Impact of HIV and AIDS on acquisition, activation, and outcome of TB:
HIV-infected patients who are immunocompromised have a 113 times greater likelihood of becoming infected with tubercle bacilli than an immunocompetent person. HIV infects helper T-cells, which leads to a decrease in cell-mediated immunity. This lack of immunity allows development of active TB on exposure to mycobacterium tuberculosis and/or reactivation of the disease in a previously infected patient.
About 37% of HIV-infected patients develop TB within 5 months of exposure, whereas this occurs in only 5% of exposed persons with an intact immune system. The lungs are most frequently affected (74 to 94%).
Extrapulmonary TB is much more common in TB patients who are HIV-infected as compared to patients who are not HIV-infected (42 to 72% versus 17.5%). Patients with AIDS have a much greater possibility of developing extrapulmonary TB than when compared to asymptomatic HIV-infected patients.
TB infections in HIV-infected patients are often very difficult to distinguish from other HIV-related pulmonary opportunistic infections [Pneumosystis juroveci, Mycobacterium avium complex (MAC)].

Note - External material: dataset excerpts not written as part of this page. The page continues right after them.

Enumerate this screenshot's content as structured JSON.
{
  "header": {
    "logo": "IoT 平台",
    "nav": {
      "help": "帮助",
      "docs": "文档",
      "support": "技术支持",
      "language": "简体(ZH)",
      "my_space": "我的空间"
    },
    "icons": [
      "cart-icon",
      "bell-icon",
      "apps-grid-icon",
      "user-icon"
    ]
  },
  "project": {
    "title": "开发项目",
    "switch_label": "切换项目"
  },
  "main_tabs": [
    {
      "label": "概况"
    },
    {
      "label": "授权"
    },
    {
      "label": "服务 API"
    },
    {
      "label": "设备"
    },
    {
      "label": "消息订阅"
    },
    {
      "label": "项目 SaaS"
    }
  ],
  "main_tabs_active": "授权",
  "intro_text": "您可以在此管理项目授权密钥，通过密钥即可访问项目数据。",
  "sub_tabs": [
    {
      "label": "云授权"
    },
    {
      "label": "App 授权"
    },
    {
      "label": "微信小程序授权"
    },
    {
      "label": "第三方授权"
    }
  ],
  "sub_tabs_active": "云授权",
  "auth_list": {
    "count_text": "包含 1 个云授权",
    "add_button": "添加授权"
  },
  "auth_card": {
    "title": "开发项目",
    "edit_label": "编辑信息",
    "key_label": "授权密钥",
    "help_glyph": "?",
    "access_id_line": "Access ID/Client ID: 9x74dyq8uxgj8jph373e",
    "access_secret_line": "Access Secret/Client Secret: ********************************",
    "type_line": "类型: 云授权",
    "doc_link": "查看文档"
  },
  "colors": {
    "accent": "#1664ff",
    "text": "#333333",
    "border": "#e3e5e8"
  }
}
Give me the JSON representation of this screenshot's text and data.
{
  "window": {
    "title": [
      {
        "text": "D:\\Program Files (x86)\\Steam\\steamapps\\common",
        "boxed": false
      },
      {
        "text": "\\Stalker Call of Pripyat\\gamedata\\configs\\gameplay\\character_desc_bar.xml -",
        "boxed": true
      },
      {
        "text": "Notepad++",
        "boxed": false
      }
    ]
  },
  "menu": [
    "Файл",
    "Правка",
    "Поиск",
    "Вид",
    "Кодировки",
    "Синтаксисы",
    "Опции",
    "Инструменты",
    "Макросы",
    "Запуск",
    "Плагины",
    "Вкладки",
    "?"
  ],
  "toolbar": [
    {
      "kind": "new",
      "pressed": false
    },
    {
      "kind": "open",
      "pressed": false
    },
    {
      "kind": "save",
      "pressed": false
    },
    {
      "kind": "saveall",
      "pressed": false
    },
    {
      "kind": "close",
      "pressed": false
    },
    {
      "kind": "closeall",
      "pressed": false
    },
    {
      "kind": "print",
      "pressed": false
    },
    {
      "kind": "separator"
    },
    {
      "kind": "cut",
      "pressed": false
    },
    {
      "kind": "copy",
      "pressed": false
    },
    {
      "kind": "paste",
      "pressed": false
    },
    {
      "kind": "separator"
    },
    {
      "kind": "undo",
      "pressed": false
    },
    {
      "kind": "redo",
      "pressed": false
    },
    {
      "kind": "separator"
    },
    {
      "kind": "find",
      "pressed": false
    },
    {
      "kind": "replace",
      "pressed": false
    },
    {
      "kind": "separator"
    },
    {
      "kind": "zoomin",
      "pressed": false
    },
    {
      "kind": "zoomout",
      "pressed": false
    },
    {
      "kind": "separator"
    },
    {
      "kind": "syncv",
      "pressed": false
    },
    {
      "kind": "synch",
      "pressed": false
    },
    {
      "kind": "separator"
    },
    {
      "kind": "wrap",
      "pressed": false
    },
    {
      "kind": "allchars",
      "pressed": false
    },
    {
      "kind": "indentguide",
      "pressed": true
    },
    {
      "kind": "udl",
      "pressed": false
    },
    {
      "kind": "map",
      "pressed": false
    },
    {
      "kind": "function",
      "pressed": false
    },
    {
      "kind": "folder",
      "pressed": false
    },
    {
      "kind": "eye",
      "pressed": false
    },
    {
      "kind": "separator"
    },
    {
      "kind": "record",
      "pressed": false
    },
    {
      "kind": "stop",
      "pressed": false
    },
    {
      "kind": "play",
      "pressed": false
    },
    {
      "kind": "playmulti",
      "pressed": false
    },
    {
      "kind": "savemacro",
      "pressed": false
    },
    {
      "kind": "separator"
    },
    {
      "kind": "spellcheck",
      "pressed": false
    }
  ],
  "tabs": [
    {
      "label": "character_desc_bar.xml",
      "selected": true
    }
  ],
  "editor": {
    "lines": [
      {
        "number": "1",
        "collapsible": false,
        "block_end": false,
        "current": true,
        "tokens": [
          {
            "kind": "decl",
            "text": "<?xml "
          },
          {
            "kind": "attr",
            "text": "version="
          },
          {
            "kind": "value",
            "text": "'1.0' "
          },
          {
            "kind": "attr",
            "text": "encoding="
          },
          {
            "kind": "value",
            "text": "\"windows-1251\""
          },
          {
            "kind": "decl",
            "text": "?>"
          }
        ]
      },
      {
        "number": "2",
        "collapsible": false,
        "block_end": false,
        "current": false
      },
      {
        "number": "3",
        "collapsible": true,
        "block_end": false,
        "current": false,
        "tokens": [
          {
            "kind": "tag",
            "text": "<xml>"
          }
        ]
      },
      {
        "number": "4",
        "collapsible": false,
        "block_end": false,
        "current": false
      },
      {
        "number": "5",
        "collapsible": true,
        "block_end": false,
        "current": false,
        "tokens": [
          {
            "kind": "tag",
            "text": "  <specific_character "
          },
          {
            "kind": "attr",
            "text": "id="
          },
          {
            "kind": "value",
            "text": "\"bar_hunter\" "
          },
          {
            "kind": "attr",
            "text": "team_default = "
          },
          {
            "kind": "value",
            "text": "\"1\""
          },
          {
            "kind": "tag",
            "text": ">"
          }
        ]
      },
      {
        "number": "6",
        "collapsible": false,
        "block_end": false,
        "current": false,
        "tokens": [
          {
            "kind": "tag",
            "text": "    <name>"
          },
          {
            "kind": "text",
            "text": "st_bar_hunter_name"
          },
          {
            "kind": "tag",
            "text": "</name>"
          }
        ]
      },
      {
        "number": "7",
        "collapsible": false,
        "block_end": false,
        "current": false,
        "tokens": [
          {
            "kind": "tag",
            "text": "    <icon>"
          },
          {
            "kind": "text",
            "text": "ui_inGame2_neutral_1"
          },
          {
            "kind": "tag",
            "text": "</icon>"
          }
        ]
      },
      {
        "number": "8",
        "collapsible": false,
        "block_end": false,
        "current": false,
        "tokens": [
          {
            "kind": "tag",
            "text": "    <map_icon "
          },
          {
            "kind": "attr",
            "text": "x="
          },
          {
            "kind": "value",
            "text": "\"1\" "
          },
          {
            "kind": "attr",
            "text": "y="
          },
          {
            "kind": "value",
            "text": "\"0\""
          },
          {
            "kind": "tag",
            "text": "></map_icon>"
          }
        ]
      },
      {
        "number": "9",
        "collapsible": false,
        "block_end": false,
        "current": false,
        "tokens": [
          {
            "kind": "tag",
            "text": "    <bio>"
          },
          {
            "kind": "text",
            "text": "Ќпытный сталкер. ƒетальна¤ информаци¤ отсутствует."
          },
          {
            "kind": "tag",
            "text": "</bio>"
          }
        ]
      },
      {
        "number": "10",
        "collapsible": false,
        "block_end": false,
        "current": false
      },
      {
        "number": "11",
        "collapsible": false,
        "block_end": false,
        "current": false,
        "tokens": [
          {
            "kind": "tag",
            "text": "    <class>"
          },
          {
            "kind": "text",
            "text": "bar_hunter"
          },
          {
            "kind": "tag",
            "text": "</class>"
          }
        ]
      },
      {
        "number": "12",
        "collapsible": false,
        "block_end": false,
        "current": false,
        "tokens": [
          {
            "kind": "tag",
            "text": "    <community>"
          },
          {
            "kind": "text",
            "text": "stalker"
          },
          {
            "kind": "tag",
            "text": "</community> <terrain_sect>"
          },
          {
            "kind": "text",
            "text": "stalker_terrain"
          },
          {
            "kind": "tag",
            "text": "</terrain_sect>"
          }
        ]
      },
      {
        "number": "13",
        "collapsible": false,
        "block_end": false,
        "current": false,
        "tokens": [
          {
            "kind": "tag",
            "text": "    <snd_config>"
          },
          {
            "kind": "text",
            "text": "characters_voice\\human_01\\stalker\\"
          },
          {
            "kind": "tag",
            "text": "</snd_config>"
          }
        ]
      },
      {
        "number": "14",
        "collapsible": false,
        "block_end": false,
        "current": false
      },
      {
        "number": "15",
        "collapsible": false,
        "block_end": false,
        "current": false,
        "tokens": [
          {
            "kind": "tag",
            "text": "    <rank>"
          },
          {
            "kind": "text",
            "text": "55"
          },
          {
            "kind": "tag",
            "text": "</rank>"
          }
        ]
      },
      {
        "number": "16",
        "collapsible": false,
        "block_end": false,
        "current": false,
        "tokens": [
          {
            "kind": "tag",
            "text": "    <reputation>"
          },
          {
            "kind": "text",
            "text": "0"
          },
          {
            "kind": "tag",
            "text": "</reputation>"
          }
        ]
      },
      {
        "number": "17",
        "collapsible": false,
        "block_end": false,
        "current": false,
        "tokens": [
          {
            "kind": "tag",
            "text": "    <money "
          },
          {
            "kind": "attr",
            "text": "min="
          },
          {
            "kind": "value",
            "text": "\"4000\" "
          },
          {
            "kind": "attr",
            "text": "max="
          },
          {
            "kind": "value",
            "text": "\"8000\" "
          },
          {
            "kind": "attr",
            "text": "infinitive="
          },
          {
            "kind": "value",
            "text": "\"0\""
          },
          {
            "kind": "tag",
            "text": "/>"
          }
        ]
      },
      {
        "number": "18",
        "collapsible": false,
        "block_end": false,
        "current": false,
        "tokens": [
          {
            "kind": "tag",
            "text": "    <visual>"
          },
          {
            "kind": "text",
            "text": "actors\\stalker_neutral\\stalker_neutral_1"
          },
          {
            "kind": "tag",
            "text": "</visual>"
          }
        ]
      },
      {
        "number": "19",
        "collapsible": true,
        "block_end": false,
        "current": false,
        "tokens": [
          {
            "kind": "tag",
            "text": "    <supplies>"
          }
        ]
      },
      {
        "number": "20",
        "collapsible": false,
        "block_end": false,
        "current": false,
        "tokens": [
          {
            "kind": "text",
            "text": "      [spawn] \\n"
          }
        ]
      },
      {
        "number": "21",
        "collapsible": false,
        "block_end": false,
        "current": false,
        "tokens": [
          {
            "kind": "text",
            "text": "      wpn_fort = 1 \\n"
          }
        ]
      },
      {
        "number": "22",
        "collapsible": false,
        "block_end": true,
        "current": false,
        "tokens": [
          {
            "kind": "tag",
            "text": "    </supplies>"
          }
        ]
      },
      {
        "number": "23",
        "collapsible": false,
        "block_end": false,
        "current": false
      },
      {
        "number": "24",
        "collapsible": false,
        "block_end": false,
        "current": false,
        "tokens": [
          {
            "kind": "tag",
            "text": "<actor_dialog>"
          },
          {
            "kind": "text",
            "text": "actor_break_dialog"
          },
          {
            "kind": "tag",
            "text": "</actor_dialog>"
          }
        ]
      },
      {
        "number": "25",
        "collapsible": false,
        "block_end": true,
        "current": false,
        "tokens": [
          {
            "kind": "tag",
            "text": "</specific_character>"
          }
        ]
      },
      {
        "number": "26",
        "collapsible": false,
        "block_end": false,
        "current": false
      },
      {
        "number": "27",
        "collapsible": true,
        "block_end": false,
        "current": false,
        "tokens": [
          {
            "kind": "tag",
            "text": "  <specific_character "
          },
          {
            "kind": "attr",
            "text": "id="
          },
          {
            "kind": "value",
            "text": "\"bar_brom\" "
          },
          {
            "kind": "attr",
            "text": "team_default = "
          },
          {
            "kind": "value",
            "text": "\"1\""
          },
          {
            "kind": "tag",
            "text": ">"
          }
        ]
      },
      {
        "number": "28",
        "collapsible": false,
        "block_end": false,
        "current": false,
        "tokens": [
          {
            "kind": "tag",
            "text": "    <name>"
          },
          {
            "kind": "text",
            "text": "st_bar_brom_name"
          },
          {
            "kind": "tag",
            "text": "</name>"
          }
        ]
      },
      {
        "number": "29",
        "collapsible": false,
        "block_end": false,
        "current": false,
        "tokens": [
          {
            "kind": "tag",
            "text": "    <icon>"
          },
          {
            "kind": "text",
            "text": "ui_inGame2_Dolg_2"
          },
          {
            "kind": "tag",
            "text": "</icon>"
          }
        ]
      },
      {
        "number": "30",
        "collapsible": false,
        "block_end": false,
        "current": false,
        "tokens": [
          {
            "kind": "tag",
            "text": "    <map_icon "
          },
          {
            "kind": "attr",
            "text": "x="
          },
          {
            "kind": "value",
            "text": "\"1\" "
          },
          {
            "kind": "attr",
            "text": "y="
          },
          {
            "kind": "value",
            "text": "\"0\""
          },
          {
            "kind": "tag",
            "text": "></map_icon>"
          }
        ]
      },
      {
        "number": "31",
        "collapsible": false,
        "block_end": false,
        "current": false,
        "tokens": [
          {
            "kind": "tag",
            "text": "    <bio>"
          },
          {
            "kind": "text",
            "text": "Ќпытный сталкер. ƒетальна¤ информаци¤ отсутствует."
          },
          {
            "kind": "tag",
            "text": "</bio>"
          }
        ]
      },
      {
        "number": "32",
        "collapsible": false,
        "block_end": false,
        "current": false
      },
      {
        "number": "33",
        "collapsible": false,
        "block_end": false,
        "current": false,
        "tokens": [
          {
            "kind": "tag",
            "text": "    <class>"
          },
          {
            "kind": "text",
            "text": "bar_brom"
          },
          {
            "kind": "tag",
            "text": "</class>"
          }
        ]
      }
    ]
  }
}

In any HIV-infected patient with a pulmonary opportunistic infection, TB must be ruled out as TB often precedes the opportunistic infection. A positive PPD intermediate skin test with 10 millimeters or more of induration will occur in only 30 to 50% of patients who are HIV-infected due to a compromised immune system.
Nevertheless, a PPD intermediate skin test should be placed on the forearm of an HIV-infected patient and an induration of 5 millimeters or more is considered positive in immunocomprimised patients.